Too Good to be True?
by June Barker

The essay below was written in 1993 by the wife of an AN patient Dick Barker, on the basis of the research they conducted in 1990, after Dick's diagnosis.  June has a PhD in physiology, has done research on (animal) tumors, and is familiar with radiation technology.

An acoustic neuroma does harm only by compressing surrounding tissues.  If its growth can be stopped, symptoms should get no worse than they are. With only the symptom of minor hearing loss, my husband was being told to have an operation that risked more severe nerve damage to hearing and facial nerves, and it was a potentially life-threatening operation even with a highly-skilled surgeon. Thus when we heard of the alternative of radiosurgery, it seemed too good to be true.

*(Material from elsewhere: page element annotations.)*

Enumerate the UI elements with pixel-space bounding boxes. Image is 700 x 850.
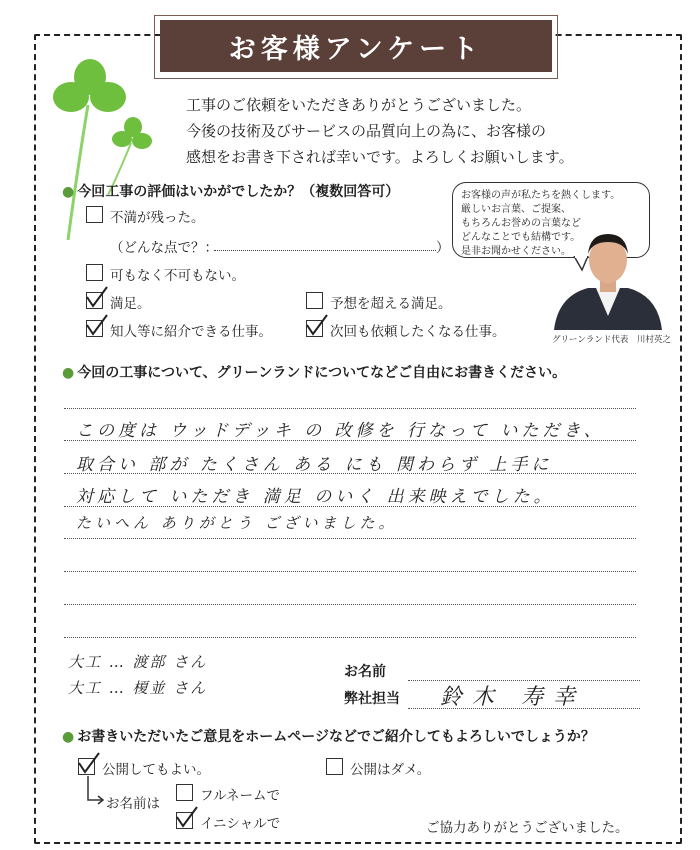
check-mark-icon — [84, 314, 108, 338]
bubble-line: どんなことでも結構です。 — [461, 232, 581, 243]
option-label: 知人等に紹介できる仕事。 — [110, 324, 272, 340]
fullname-label: フルネームで — [200, 788, 281, 804]
checkbox-recommend[interactable] — [86, 320, 103, 337]
check-mark-icon — [174, 806, 198, 830]
intro-line: 感想をお書き下されば幸いです。よろしくお願いします。 — [186, 148, 574, 166]
checkbox-dissatisfied[interactable] — [86, 206, 103, 223]
intro-line: 工事のご依頼をいただきありがとうございました。 — [186, 96, 532, 114]
checkbox-publish-ok[interactable] — [78, 758, 95, 775]
page-title: お客様アンケート — [160, 20, 552, 72]
staff-input-line — [408, 708, 640, 709]
publish-ok-label: 公開してもよい。 — [102, 762, 210, 778]
answer-line — [64, 408, 636, 409]
check-mark-icon — [76, 752, 100, 776]
detail-label: （どんな点で？： — [110, 240, 218, 256]
answer-line — [64, 637, 636, 638]
bubble-line: 是非お聞かせください。 — [461, 246, 571, 257]
checkbox-publish-ng[interactable] — [326, 758, 343, 775]
bullet-icon: ● — [62, 729, 75, 745]
detail-input-line[interactable] — [214, 250, 436, 251]
worker-1: 大工 … 渡部 さん — [68, 653, 208, 671]
checkbox-satisfied[interactable] — [86, 292, 103, 309]
initials-label: イニシャルで — [200, 816, 281, 832]
option-label: 可もなく不可もない。 — [110, 268, 245, 284]
staff-label: 弊社担当 — [344, 691, 400, 707]
checkbox-neutral[interactable] — [86, 264, 103, 281]
answer-line — [64, 571, 636, 572]
q2-heading: ● 今回の工事について、グリーンランドについてなどご自由にお書きください。 — [62, 365, 567, 381]
checkbox-initials[interactable] — [176, 812, 193, 829]
handwritten-answer-line: この度は ウッドデッキ の 改修を 行なって いただき、 — [76, 421, 605, 441]
president-caption: グリーンランド代表 川村英之 — [552, 335, 671, 345]
handwritten-answer-line: 取合い 部が たくさん ある にも 関わらず 上手に — [76, 455, 553, 475]
detail-close: ） — [436, 240, 450, 256]
arrow-icon — [86, 776, 106, 808]
intro-text — [186, 92, 656, 170]
staff-name: 鈴木 寿幸 — [440, 685, 585, 710]
bubble-line: 厳しいお言葉、ご提案、 — [461, 204, 571, 215]
option-label: 次回も依頼したくなる仕事。 — [330, 324, 506, 340]
name-format-label: お名前は — [106, 796, 160, 812]
option-label: 予想を超える満足。 — [330, 296, 452, 312]
president-photo — [552, 226, 664, 330]
q3-heading: ● お書きいただいたご意見をホームページなどでご紹介してもよろしいでしょうか？ — [62, 729, 595, 745]
checkbox-request-again[interactable] — [306, 320, 323, 337]
bubble-line: もちろんお誉めの言葉など — [461, 218, 581, 229]
handwritten-answer-line: 対応して いただき 満足 のいく 出来映えでした。 — [76, 487, 555, 507]
name-label: お名前 — [344, 664, 386, 680]
checkbox-fullname[interactable] — [176, 784, 193, 801]
handwritten-answer-line: たいへん ありがとう ございました。 — [76, 514, 398, 532]
bullet-icon: ● — [62, 184, 75, 200]
intro-line: 今後の技術及びサービスの品質向上の為に、お客様の — [186, 122, 547, 140]
footer-thanks: ご協力ありがとうございました。 — [426, 820, 629, 836]
publish-ng-label: 公開はダメ。 — [350, 762, 431, 778]
answer-line — [64, 538, 636, 539]
q1-heading: ● 今回工事の評価はいかがでしたか？（複数回答可） — [62, 184, 400, 200]
check-mark-icon — [84, 286, 108, 310]
option-label: 満足。 — [110, 296, 151, 312]
worker-2: 大工 … 榎並 さん — [68, 679, 208, 697]
option-label: 不満が残った。 — [110, 210, 205, 226]
checkbox-beyond-expectation[interactable] — [306, 292, 323, 309]
bullet-icon: ● — [62, 365, 75, 381]
bubble-line: お客様の声が私たちを熱くします。 — [461, 190, 621, 201]
check-mark-icon — [304, 314, 328, 338]
answer-line — [64, 604, 636, 605]
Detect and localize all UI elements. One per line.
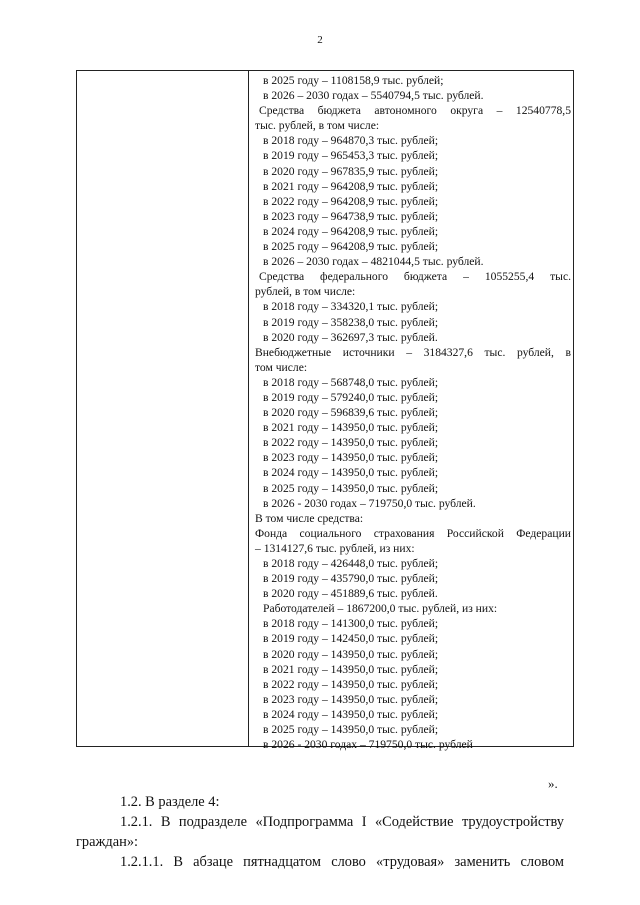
funding-line: в 2026 – 2030 годах – 5540794,5 тыс. рублей.	[263, 89, 484, 103]
funding-line: тыс. рублей, в том числе:	[255, 119, 380, 133]
funding-line: в 2026 – 2030 годах – 4821044,5 тыс. рублей.	[263, 255, 484, 269]
funding-line: в 2020 году – 596839,6 тыс. рублей;	[263, 406, 439, 420]
funding-line: в 2022 году – 964208,9 тыс. рублей;	[263, 194, 439, 208]
closing-quote: ».	[548, 776, 558, 791]
funding-line: Фонда социального страхования Российской Федерации	[255, 526, 571, 540]
funding-line: в 2026 - 2030 годах – 719750,0 тыс. рублей.	[263, 496, 476, 510]
funding-line: Средства федерального бюджета – 1055255,4 тыс.	[259, 270, 571, 284]
funding-line: в 2018 году – 141300,0 тыс. рублей;	[263, 617, 439, 631]
column-divider	[248, 71, 249, 746]
funding-line: в 2018 году – 334320,1 тыс. рублей;	[263, 300, 439, 314]
funding-line: в 2018 году – 426448,0 тыс. рублей;	[263, 557, 439, 570]
funding-line: в 2020 году – 143950,0 тыс. рублей;	[263, 647, 439, 661]
paragraph-subsection: 1.2.1. В подразделе «Подпрограмма I «Содействие трудоустройству граждан»:	[76, 814, 564, 850]
funding-line: в 2024 году – 964208,9 тыс. рублей;	[263, 224, 439, 238]
funding-line: в 2022 году – 143950,0 тыс. рублей;	[263, 436, 439, 450]
funding-line: в 2021 году – 143950,0 тыс. рублей;	[263, 421, 439, 435]
funding-line: в 2019 году – 435790,0 тыс. рублей;	[263, 572, 439, 586]
funding-line: в 2020 году – 451889,6 тыс. рублей.	[263, 587, 438, 601]
funding-line: – 1314127,6 тыс. рублей, из них:	[255, 541, 415, 555]
funding-line: в 2025 году – 143950,0 тыс. рублей;	[263, 723, 439, 737]
funding-line: в 2018 году – 964870,3 тыс. рублей;	[263, 134, 439, 148]
funding-table	[76, 70, 574, 752]
funding-line: в 2024 году – 143950,0 тыс. рублей;	[263, 466, 439, 480]
funding-line: в 2023 году – 143950,0 тыс. рублей;	[263, 692, 439, 706]
funding-line: в 2020 году – 362697,3 тыс. рублей.	[263, 330, 438, 344]
funding-line: в 2021 году – 964208,9 тыс. рублей;	[263, 179, 439, 193]
funding-line: В том числе средства:	[255, 511, 364, 525]
funding-line: в 2019 году – 142450,0 тыс. рублей;	[263, 632, 439, 646]
document-body	[76, 792, 564, 872]
funding-line: в 2022 году – 143950,0 тыс. рублей;	[263, 677, 439, 691]
funding-line: в 2024 году – 143950,0 тыс. рублей;	[263, 707, 439, 721]
funding-line: в 2025 году – 143950,0 тыс. рублей;	[263, 481, 439, 495]
page-number: 2	[317, 34, 323, 46]
funding-line: Средства бюджета автономного округа – 12540778,5	[259, 104, 571, 118]
paragraph-amendment: 1.2.1.1. В абзаце пятнадцатом слово «трудовая» заменить словом	[120, 854, 564, 870]
funding-line: в 2023 году – 143950,0 тыс. рублей;	[263, 451, 439, 465]
funding-line: в 2023 году – 964738,9 тыс. рублей;	[263, 209, 439, 223]
funding-line: в 2019 году – 358238,0 тыс. рублей;	[263, 315, 439, 329]
funding-line: в 2026 - 2030 годах – 719750,0 тыс. рублей	[263, 738, 473, 752]
funding-line: рублей, в том числе:	[255, 285, 356, 299]
funding-line: в 2019 году – 965453,3 тыс. рублей;	[263, 149, 439, 163]
funding-line: в 2019 году – 579240,0 тыс. рублей;	[263, 390, 439, 404]
funding-line: Внебюджетные источники – 3184327,6 тыс. рублей, в	[255, 345, 571, 359]
funding-line: в 2020 году – 967835,9 тыс. рублей;	[263, 164, 439, 178]
funding-line: в 2021 году – 143950,0 тыс. рублей;	[263, 662, 439, 676]
funding-line: в 2025 году – 1108158,9 тыс. рублей;	[263, 74, 444, 87]
funding-line: в 2025 году – 964208,9 тыс. рублей;	[263, 240, 439, 254]
funding-details-cell	[255, 73, 571, 752]
paragraph-section-4: 1.2. В разделе 4:	[120, 794, 220, 810]
funding-line: в 2018 году – 568748,0 тыс. рублей;	[263, 375, 439, 389]
funding-line: том числе:	[255, 360, 308, 374]
funding-line: Работодателей – 1867200,0 тыс. рублей, из них:	[263, 602, 498, 616]
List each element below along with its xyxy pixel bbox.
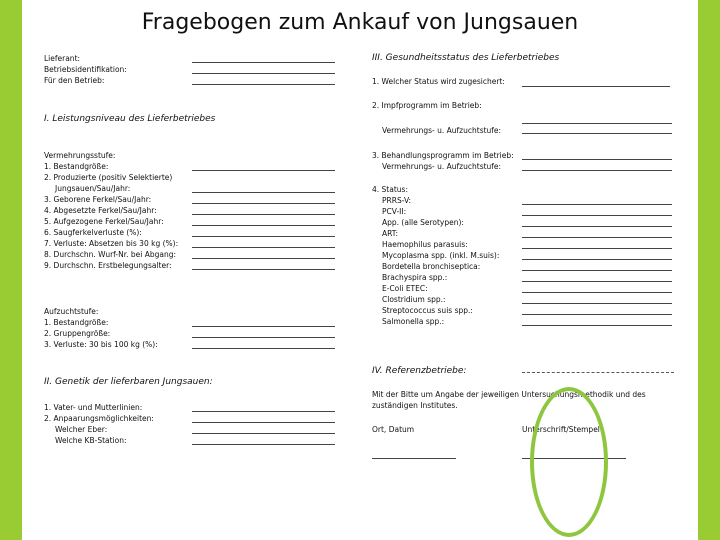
status-field-7[interactable] xyxy=(522,270,672,271)
left-accent-bar xyxy=(0,0,22,540)
vermehrung-field-3[interactable] xyxy=(192,203,335,204)
behandlung-field-1[interactable] xyxy=(522,159,672,160)
reference-field[interactable] xyxy=(522,372,674,373)
vermehrung-item-6: 6. Saugferkelverluste (%): xyxy=(44,228,142,237)
vermehrung-item-7: 7. Verluste: Absetzen bis 30 kg (%): xyxy=(44,239,179,248)
questionnaire-page xyxy=(22,0,698,540)
vermehrung-field-7[interactable] xyxy=(192,247,335,248)
farm-id-field[interactable] xyxy=(192,73,335,74)
date-label: Ort, Datum xyxy=(372,425,415,434)
genetik-field-3[interactable] xyxy=(192,433,335,434)
status-item-10: Clostridium spp.: xyxy=(382,295,446,304)
impf-question: 2. Impfprogramm im Betrieb: xyxy=(372,101,482,110)
impf-field-2[interactable] xyxy=(522,133,672,134)
vermehrung-field-6[interactable] xyxy=(192,236,335,237)
status-list-title: 4. Status: xyxy=(372,185,408,194)
page-title: Fragebogen zum Ankauf von Jungsauen xyxy=(141,10,579,35)
vermehrung-field-1[interactable] xyxy=(192,170,335,171)
status-item-6: Mycoplasma spp. (inkl. M.suis): xyxy=(382,251,500,260)
status-item-5: Haemophilus parasuis: xyxy=(382,240,468,249)
status-field-12[interactable] xyxy=(522,325,672,326)
aufzucht-item-3: 3. Verluste: 30 bis 100 kg (%): xyxy=(44,340,158,349)
aufzucht-item-2: 2. Gruppengröße: xyxy=(44,329,111,338)
vermehrung-item-5: 5. Aufgezogene Ferkel/Sau/Jahr: xyxy=(44,217,164,226)
status-question: 1. Welcher Status wird zugesichert: xyxy=(372,77,505,86)
status-field-8[interactable] xyxy=(522,281,672,282)
status-field-1[interactable] xyxy=(522,204,672,205)
impf-field-1[interactable] xyxy=(522,123,672,124)
impf-sub-label: Vermehrungs- u. Aufzuchtstufe: xyxy=(382,126,502,135)
date-field[interactable] xyxy=(372,458,456,459)
status-item-9: E-Coli ETEC: xyxy=(382,284,428,293)
status-field-6[interactable] xyxy=(522,259,672,260)
status-item-2: PCV-II: xyxy=(382,207,407,216)
aufzucht-field-2[interactable] xyxy=(192,337,335,338)
vermehrung-field-4[interactable] xyxy=(192,214,335,215)
vermehrung-field-5[interactable] xyxy=(192,225,335,226)
status-item-7: Bordetella bronchiseptica: xyxy=(382,262,481,271)
aufzucht-field-3[interactable] xyxy=(192,348,335,349)
aufzucht-item-1: 1. Bestandgröße: xyxy=(44,318,109,327)
status-item-4: ART: xyxy=(382,229,399,238)
aufzucht-field-1[interactable] xyxy=(192,326,335,327)
right-accent-bar xyxy=(698,0,720,540)
status-item-1: PRRS-V: xyxy=(382,196,412,205)
section-1-heading: I. Leistungsniveau des Lieferbetriebes xyxy=(44,114,216,124)
vermehrung-title: Vermehrungsstufe: xyxy=(44,151,116,160)
status-field-11[interactable] xyxy=(522,314,672,315)
vermehrung-item-2b: Jungsauen/Sau/Jahr: xyxy=(55,184,131,193)
behandlung-field-2[interactable] xyxy=(522,170,672,171)
status-item-11: Streptococcus suis spp.: xyxy=(382,306,473,315)
supplier-label: Lieferant: xyxy=(44,54,81,63)
vermehrung-item-1: 1. Bestandgröße: xyxy=(44,162,109,171)
vermehrung-item-9: 9. Durchschn. Erstbelegungsalter: xyxy=(44,261,172,270)
genetik-field-2[interactable] xyxy=(192,422,335,423)
section-3-heading: III. Gesundheitsstatus des Lieferbetriebes xyxy=(372,53,560,63)
behandlung-question: 3. Behandlungsprogramm im Betrieb: xyxy=(372,151,514,160)
genetik-item-4: Welche KB-Station: xyxy=(55,436,127,445)
section-2-heading: II. Genetik der lieferbaren Jungsauen: xyxy=(44,377,213,387)
genetik-item-2: 2. Anpaarungsmöglichkeiten: xyxy=(44,414,154,423)
status-field-4[interactable] xyxy=(522,237,672,238)
for-farm-label: Für den Betrieb: xyxy=(44,76,105,85)
farm-id-label: Betriebsidentifikation: xyxy=(44,65,127,74)
section-4-heading: IV. Referenzbetriebe: xyxy=(372,366,467,376)
vermehrung-item-4: 4. Abgesetzte Ferkel/Sau/Jahr: xyxy=(44,206,157,215)
status-field-3[interactable] xyxy=(522,226,672,227)
behandlung-sub-label: Vermehrungs- u. Aufzuchtstufe: xyxy=(382,162,502,171)
reference-note-line1: Mit der Bitte um Angabe der jeweiligen Untersuchungsmethodik und des xyxy=(372,390,646,399)
vermehrung-item-8: 8. Durchschn. Wurf-Nr. bei Abgang: xyxy=(44,250,176,259)
signature-label: Unterschrift/Stempel xyxy=(522,425,600,434)
status-field-9[interactable] xyxy=(522,292,672,293)
status-field[interactable] xyxy=(522,86,670,87)
status-field-5[interactable] xyxy=(522,248,672,249)
status-item-12: Salmonella spp.: xyxy=(382,317,445,326)
genetik-field-4[interactable] xyxy=(192,444,335,445)
status-item-8: Brachyspira spp.: xyxy=(382,273,448,282)
genetik-field-1[interactable] xyxy=(192,411,335,412)
genetik-item-3: Welcher Eber: xyxy=(55,425,108,434)
status-item-3: App. (alle Serotypen): xyxy=(382,218,464,227)
reference-note-line2: zuständigen Institutes. xyxy=(372,401,458,410)
supplier-field[interactable] xyxy=(192,62,335,63)
vermehrung-field-8[interactable] xyxy=(192,258,335,259)
genetik-item-1: 1. Vater- und Mutterlinien: xyxy=(44,403,143,412)
highlight-circle xyxy=(530,387,608,537)
for-farm-field[interactable] xyxy=(192,84,335,85)
vermehrung-field-9[interactable] xyxy=(192,269,335,270)
vermehrung-field-2[interactable] xyxy=(192,192,335,193)
vermehrung-item-2: 2. Produzierte (positiv Selektierte) xyxy=(44,173,173,182)
status-field-10[interactable] xyxy=(522,303,672,304)
status-field-2[interactable] xyxy=(522,215,672,216)
aufzucht-title: Aufzuchtstufe: xyxy=(44,307,99,316)
vermehrung-item-3: 3. Geborene Ferkel/Sau/Jahr: xyxy=(44,195,152,204)
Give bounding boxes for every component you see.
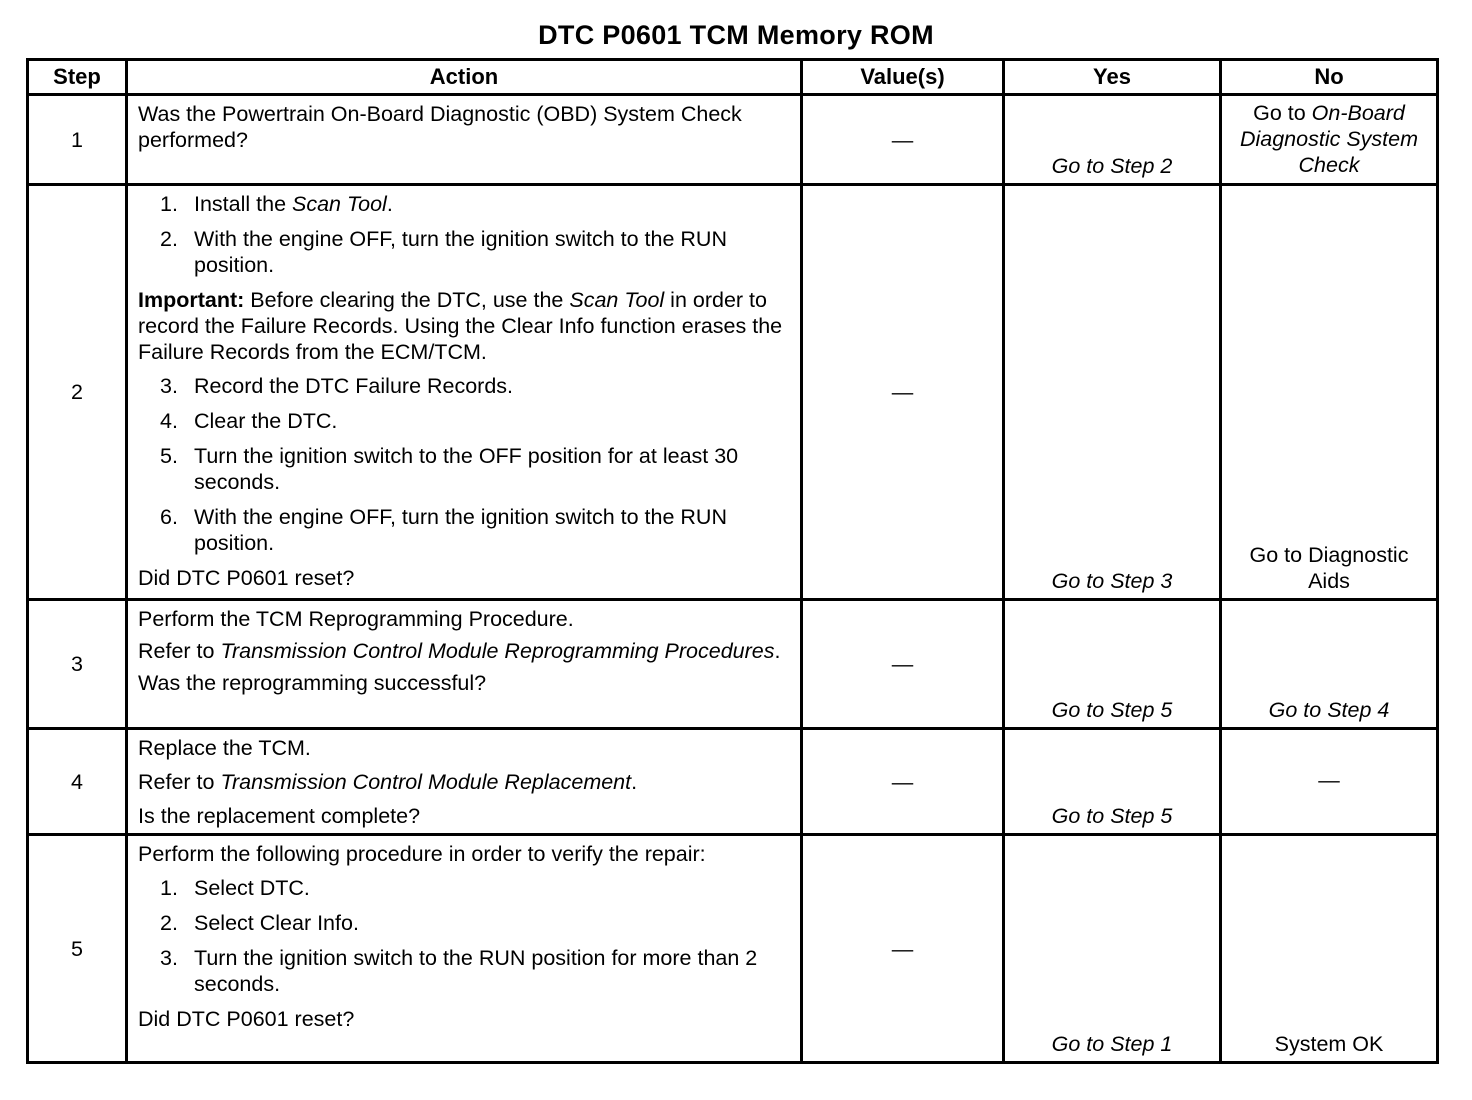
action-text: Replace the TCM. [138,736,311,760]
yes-link[interactable]: Go to Step 1 [1004,835,1221,1063]
action-cell [127,835,802,1063]
procedure-list [138,875,790,997]
yes-link[interactable]: Go to Step 5 [1004,729,1221,835]
procedure-list [138,373,790,556]
refer-text: Refer to Transmission Control Module Reprogramming Procedures. [138,639,781,663]
table-row [28,95,1438,185]
table-row [28,835,1438,1063]
refer-text: Refer to Transmission Control Module Replacement. [138,770,638,794]
step-number: 5 [28,835,127,1063]
list-item: 3. Record the DTC Failure Records. [160,374,514,398]
list-item: 5. Turn the ignition switch to the OFF position for at least 30 seconds. [160,444,739,494]
list-item: 6. With the engine OFF, turn the ignition switch to the RUN position. [160,505,727,555]
table-header-row [28,60,1438,95]
table-row [28,600,1438,729]
header-step: Step [28,60,127,95]
header-action: Action [127,60,802,95]
no-link[interactable]: Go to Diagnostic Aids [1221,185,1438,600]
header-no: No [1221,60,1438,95]
value-cell: — [802,95,1004,185]
action-question: Did DTC P0601 reset? [138,1007,355,1031]
table-row [28,185,1438,600]
header-yes: Yes [1004,60,1221,95]
action-text: Perform the TCM Reprogramming Procedure. [138,607,574,631]
no-prefix: Go to [1253,100,1312,125]
value-cell: — [802,185,1004,600]
action-question: Did DTC P0601 reset? [138,566,355,590]
yes-link[interactable]: Go to Step 2 [1004,95,1221,185]
action-cell [127,185,802,600]
action-question: Was the reprogramming successful? [138,671,487,695]
step-number: 3 [28,600,127,729]
list-item: 2. Select Clear Info. [160,911,359,935]
value-cell: — [802,729,1004,835]
page-title: DTC P0601 TCM Memory ROM [538,20,934,50]
action-question: Was the Powertrain On-Board Diagnostic (OBD) System Check performed? [138,102,742,152]
no-link[interactable]: Go to Step 4 [1221,600,1438,729]
yes-link[interactable]: Go to Step 3 [1004,185,1221,600]
no-target: On-Board Diagnostic System Check [1239,100,1419,177]
list-item: 2. With the engine OFF, turn the ignition switch to the RUN position. [160,227,727,277]
list-item: 1. Install the Scan Tool. [160,192,393,216]
no-value: — [1221,729,1438,835]
no-link[interactable] [1221,95,1438,185]
action-cell [127,600,802,729]
header-values: Value(s) [802,60,1004,95]
step-number: 1 [28,95,127,185]
list-item: 3. Turn the ignition switch to the RUN position for more than 2 seconds. [160,946,758,996]
action-question: Is the replacement complete? [138,804,421,828]
important-note: Important: Before clearing the DTC, use the Scan Tool in order to record the Failure Records. Using the Clear Info function erases the Failure Records from the ECM/TCM. [138,288,783,364]
action-cell [127,95,802,185]
step-number: 4 [28,729,127,835]
action-cell [127,729,802,835]
procedure-list [138,191,790,278]
list-item: 1. Select DTC. [160,876,310,900]
diagnostic-table [26,58,1439,1064]
value-cell: — [802,835,1004,1063]
step-number: 2 [28,185,127,600]
action-text: Perform the following procedure in order to verify the repair: [138,842,706,866]
value-cell: — [802,600,1004,729]
list-item: 4. Clear the DTC. [160,409,338,433]
yes-link[interactable]: Go to Step 5 [1004,600,1221,729]
table-row [28,729,1438,835]
no-result: System OK [1221,835,1438,1063]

We got hold of the specifications for the instrumentation that was being used. Since I had patented multi-detector equipment to measure radiation flowing through the brain, I was able to assess what the 3 Leksell group had designed for focusing multiple, pencil-sized beams of radiation, and whether or not their instrumentation could really do what they claimed.

I was very favorably impressed by all aspects of the design and engineering. They could indeed deliver radiation to the tumor without harm to the vital centers nearby. Even the nerves should be fairly safe. The question then became, what is this radiation dose intended to do to the tumor tissue?  The objective of neuroradiosurgery for the acoustic neuroma is to shut down the blood vessels that supply the tumor, and thus to stop its growth. Another main use of the procedure is to close off abnormal brain blood vessels. The radiation dosage that can shut down blood vessels while doing little harm to the adjacent nerves is now pretty well established; Dr Steiner has led the way in this respect.

This does not mean that the facial and other adjacent nerves are 100% safe, but it does mean they are safer than in most surgical removals. The blood vessels are not destroyed instantly by the radiation but will close when the damaged blood vessel linings swell up and block the lumen. With its blood flow blocked, the tumor can no longer grow.  The tumor may get smaller or stay the same size; in either case, some of it remains. The important point is that its growth stops.

Here Dick's case falls into an unusual category. His tumor has not grown since it was treated, but it also had no measureable growth in the three-month period before treatment. We therefore cannot say that the Gamma Knife treatment was effective. Should he have had the treatment? Most physicians would say yes. But as a physiologist who has measured growth of animal tumors and seen many stay the same size for long periods, I personally would have waited for growth to begin. That means repeated MRIs every 6-12 months. The waiting and watching might be psychologically stressful, but one has to realize that for older men the growth rate can be so slow that many die without ever knowing they had an acoustic neuroma. Women (especially young women and genetic cases: neurofibromatosis) have faster growth rates, so that delays for them are a greater risk since surgical complications are lowest for smaller neuromas.

Throughout the decision-making period we found no physicians or neurosurgeons who were not aghast over our decision to try radiosurgery. But having read the original literature on radiosurgery and compared the surgical aproach, we had to come to our own decision that radiosurgery was best. If it did not work, the surgical option was still open. Although we heard rumors that radiosurgery would make the surgical operation more difficult, I found no scientific papers specifying this, nor could anyone relaying the rumor give me the name of any surgeon who had experienced the problem. I suspect that it is only a rumor.

For New Jerseyans, the two nearest Gamma Knife locations are Virginia and Pittsburgh. Dr Steiner in Virginia was chosen for his publications and years of experience and role in the development of the equipment and procedure. These are, of course, our personal opinions and experiences.

I will close with yet another opinion -- that neuroradiosurgery will become the first choice treatment for neuromas of less than 2cm within the next 15 years. The instrumentation and procedural details are now available; the delay will be due to the usual time lag in educating physicians about the new technology. A patient can bypass these physicians by asking one of those already providing the treatment if radiosurgery is appropriate treatment for his/her neuroma.